Uma reciclagem das principais mecânicas da franquia Danganronpa prejudica o que esta aventura investigativa tem de original.



Desde que Master Detective Archives: RAIN CODE foi revelado, ainda sob o nome “Enigma Archives: RAIN CODE”, a minha expectativa começou grande e só fez aumentar — afinal, trata-se do mais novo projeto da Spike Chunsoft, conhecida principalmente pela franquia Danganronpa. O que será que poderia vir de uma nova IP de mistério policial após o sucesso retumbante dos conflitos entre esperança e desespero?


O resultado é o que acontece quando desenvolvedoras tentam sair da zona de conforto após um longo período, mas não conseguem ousar tanto: uma base formada por algumas novas ideias promissoras, mas que se perdem em meio a conceitos que já foram vistos repetidamente em trabalhos anteriores.

Não sei o que tá faltando mais, memória ou criatividade

Você acreditaria se eu dissesse que a história de um novo jogo desenvolvido pela Spike Chunsoft tem como protagonista uma pessoa com amnésia, que acorda em um lugar sem a menor ideia de como foi parar lá?

Pois é… Eu também queria não acreditar, mas eis que Rain Code nos introduz a Yuma Kokohead, um jovem que se vê dentro da seção de achados e perdidos de uma estação de trem, mas não tem qualquer memória do que faz nesse lugar, ou sequer de si mesmo.




Após uma rápida análise da situação, ele descobre ser um membro da Organização Mundial de Detetives, que emprega Mestres Detetives, investigadores incumbidos de solucionar mistérios com o auxílio de habilidades especiais chamadas Fortes Forenses. Yuma precisa embarcar em um trem rumo a Kanai Ward, cidade conhecida por estar isolada do resto do mundo, e para a qual vários Mestres Detetives foram convocados para lidar com uma situação alarmante.

O protagonista chega à embarcação pertencente à Amaterasu Corporation, megacorporação que possui empresas em diversos setores e atualmente controla Kanai Ward de maneira abusiva e sem qualquer supervisão dos governos mundiais. A força policial do lugar, composta pelos Pacificadores, é conhecida por tratar os crimes com desleixo e desonestidade, acobertando e forjando evidências em benefício próprio, perpetuando a manutenção do poder.

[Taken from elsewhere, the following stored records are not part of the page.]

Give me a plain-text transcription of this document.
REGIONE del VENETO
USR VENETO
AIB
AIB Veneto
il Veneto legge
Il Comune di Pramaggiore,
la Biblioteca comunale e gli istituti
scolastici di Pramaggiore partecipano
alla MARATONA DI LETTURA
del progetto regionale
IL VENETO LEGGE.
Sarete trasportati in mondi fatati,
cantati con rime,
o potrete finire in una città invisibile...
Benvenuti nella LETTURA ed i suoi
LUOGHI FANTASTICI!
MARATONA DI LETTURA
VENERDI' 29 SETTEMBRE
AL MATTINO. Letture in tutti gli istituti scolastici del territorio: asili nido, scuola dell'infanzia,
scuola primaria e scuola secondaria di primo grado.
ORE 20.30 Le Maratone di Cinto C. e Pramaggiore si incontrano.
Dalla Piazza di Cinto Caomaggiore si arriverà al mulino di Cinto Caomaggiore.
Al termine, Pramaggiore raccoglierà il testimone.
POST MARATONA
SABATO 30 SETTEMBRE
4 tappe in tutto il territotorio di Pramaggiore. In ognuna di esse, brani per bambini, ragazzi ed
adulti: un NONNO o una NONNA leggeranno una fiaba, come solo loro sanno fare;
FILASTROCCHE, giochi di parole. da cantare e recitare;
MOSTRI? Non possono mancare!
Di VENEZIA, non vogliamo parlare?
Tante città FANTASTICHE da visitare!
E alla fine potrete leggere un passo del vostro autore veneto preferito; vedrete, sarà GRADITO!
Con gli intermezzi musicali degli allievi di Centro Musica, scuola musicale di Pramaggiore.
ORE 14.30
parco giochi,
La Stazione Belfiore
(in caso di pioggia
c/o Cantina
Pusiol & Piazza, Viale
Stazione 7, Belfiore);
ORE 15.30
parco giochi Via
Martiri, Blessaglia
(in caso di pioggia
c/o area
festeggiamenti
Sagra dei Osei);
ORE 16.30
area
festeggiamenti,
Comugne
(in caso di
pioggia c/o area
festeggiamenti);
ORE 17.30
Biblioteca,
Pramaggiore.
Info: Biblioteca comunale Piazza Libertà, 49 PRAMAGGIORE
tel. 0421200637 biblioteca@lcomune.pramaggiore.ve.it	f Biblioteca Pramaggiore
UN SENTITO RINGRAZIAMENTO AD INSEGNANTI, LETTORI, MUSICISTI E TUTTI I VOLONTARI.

Dentro do trem, Yuma conhece alguns de seus colegas detetives e acaba descobrindo parcialmente o motivo da sua amnésia: o garoto aparentemente vendeu a alma a uma entidade chamada Shinigami, uma deusa da morte que explica que tirou as memórias dele como parte do contrato, por razões que não podem ser reveladas.




Não vou entrar em detalhes para não revelar muito deste início de campanha, mas a tensão sobe sem demora e mistérios cabeludos vão surgindo. A trama até que começa bem, introduzindo personagens, cenários e contextos de maneira intrigante, mas o que se seguiu foi minando gradativamente minha animação.

Dois mundos distintos são

Após os acontecimentos dos capítulos iniciais, o panorama formado é: a fim de descobrir os planos da Amaterasu, Yuma e os demais Mestres Detetives em Kanai Ward deverão investigar uma série de casos para chegar às verdades que a corporação quer acobertar.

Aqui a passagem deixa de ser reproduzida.